Try using .loc[row_indexer,col_indexer] = value instead

See the caveats in the documentation: https://pandas.pydata.org/pandas-docs/stable/user_guide/indexing.html#returning-a-view-versus-a-copy
  newdf['Time'] = df['Time']
/home/ivory/anaconda3/envs/dbn/lib/python3.7/site-packages/strym-0.2.2-py3.7.egg/strym/strymread.py:2790: SettingWithCopyWarning:
A value is trying to be set on a copy of a slice from a DataFrame.
Try using .loc[row_indexer,col_indexer] = value instead

See the caveats in the documentation: https://pandas.pydata.org/pandas-docs/stable/user_guide/indexing.html#returning-a-view-versus-a-copy
  newdf['Clock'] = pd.DatetimeIndex(Time)
Analyzing Timestamp and Data Rate of 705
Interquartile Range of Rate for 705 is 0.6081276952690864
_images/CANDataAnalysis_Fuel_Edition_18_2.png
[12]:
strymread.ranalyze(speed, title='Speed Data')
Analyzing Timestamp and Data Rate of Speed Data
Interquartile Range of Rate for Speed Data is 1.60617979189022
_images/CANDataAnalysis_Fuel_Edition_19_1.png

from above 2x2 plot, we see that speed data came at 50 Hz a little more than half of instances and at 25Hz for little less than half of instances. From box plot, we see that mean data rate is 34.67 Hz and inter-quartile range is 25.05 Hz. 3rd plot is timeseries of time-diffs. Arrival of most of the data has time-difference below 0.05 for most part and some datapoints have arrival interval of more than 0.15 seconds.

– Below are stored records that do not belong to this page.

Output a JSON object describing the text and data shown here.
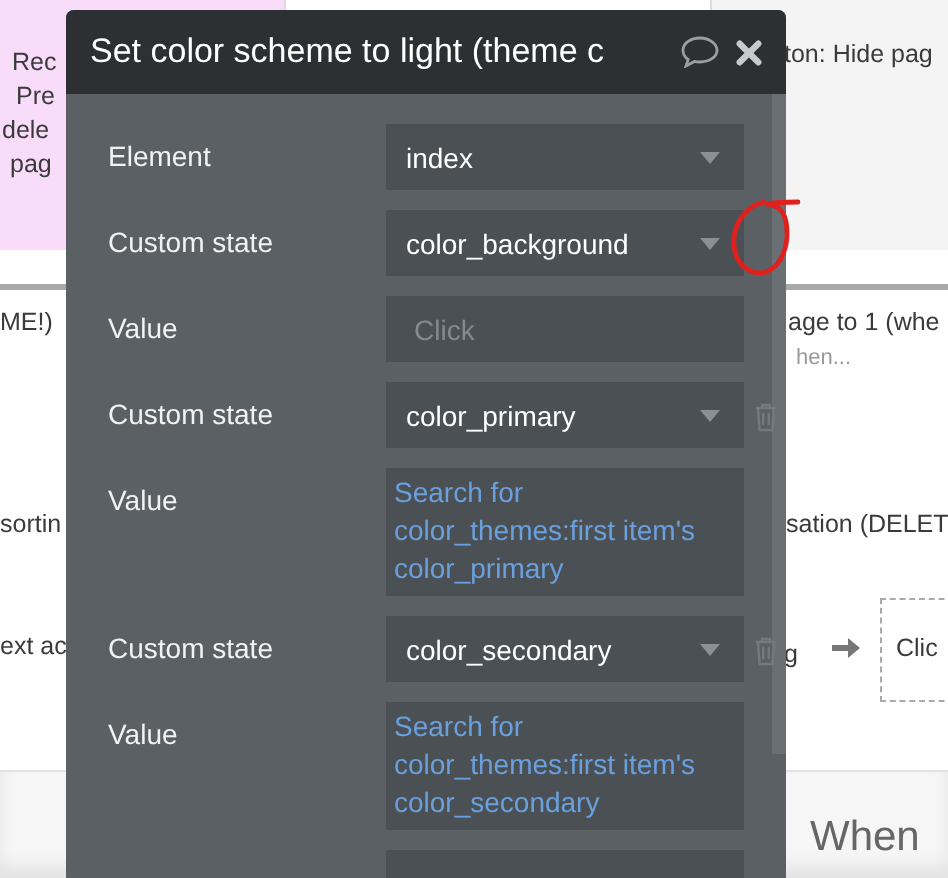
{
  "background": {
    "texts": [
      {
        "kind": "text",
        "text": "Rec"
      },
      {
        "kind": "text",
        "text": "Pre"
      },
      {
        "kind": "text",
        "text": "dele"
      },
      {
        "kind": "text",
        "text": "pag"
      },
      {
        "kind": "text",
        "text": "ton: Hide pag"
      },
      {
        "kind": "text",
        "text": "ME!)"
      },
      {
        "kind": "text",
        "text": "age to 1 (whe"
      },
      {
        "kind": "hint",
        "text": "hen..."
      },
      {
        "kind": "text",
        "text": "sortin"
      },
      {
        "kind": "text",
        "text": "sation (DELET"
      },
      {
        "kind": "text",
        "text": "ext ac"
      },
      {
        "kind": "text",
        "text": "g"
      },
      {
        "kind": "action",
        "text": "Clic"
      },
      {
        "kind": "heading",
        "text": "When"
      }
    ]
  },
  "dialog": {
    "title": "Set color scheme to light (theme c",
    "rows": [
      {
        "label": "Element",
        "kind": "dropdown",
        "value": "index",
        "deletable": false
      },
      {
        "label": "Custom state",
        "kind": "dropdown",
        "value": "color_background",
        "deletable": false
      },
      {
        "label": "Value",
        "kind": "input",
        "placeholder": "Click",
        "deletable": false
      },
      {
        "label": "Custom state",
        "kind": "dropdown",
        "value": "color_primary",
        "deletable": true
      },
      {
        "label": "Value",
        "kind": "expression",
        "value": "Search for color_themes:first item's color_primary",
        "deletable": false
      },
      {
        "label": "Custom state",
        "kind": "dropdown",
        "value": "color_secondary",
        "deletable": true
      },
      {
        "label": "Value",
        "kind": "expression",
        "value": "Search for color_themes:first item's color_secondary",
        "deletable": false
      },
      {
        "kind": "dropdown",
        "deletable": false
      }
    ]
  }
}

Rate analysis of RADAR traces: TRACK A 0

[13]:
long_dist = r0.long_dist(track_id = 0) # I want to analyze rate for TRACK_A_0 only

strymread.ranalyze(long_dist, title='Longitudinal Distance Data: TRACK A 0')
Analyzing Timestamp and Data Rate of Longitudinal Distance Data: TRACK A 0
Interquartile Range of Rate for Longitudinal Distance Data: TRACK A 0 is 0.1851292761100467
_images/CANDataAnalysis_Fuel_Edition_22_1.png

From above plot, we see that most of the RADAR traces arrive at 20 Hz.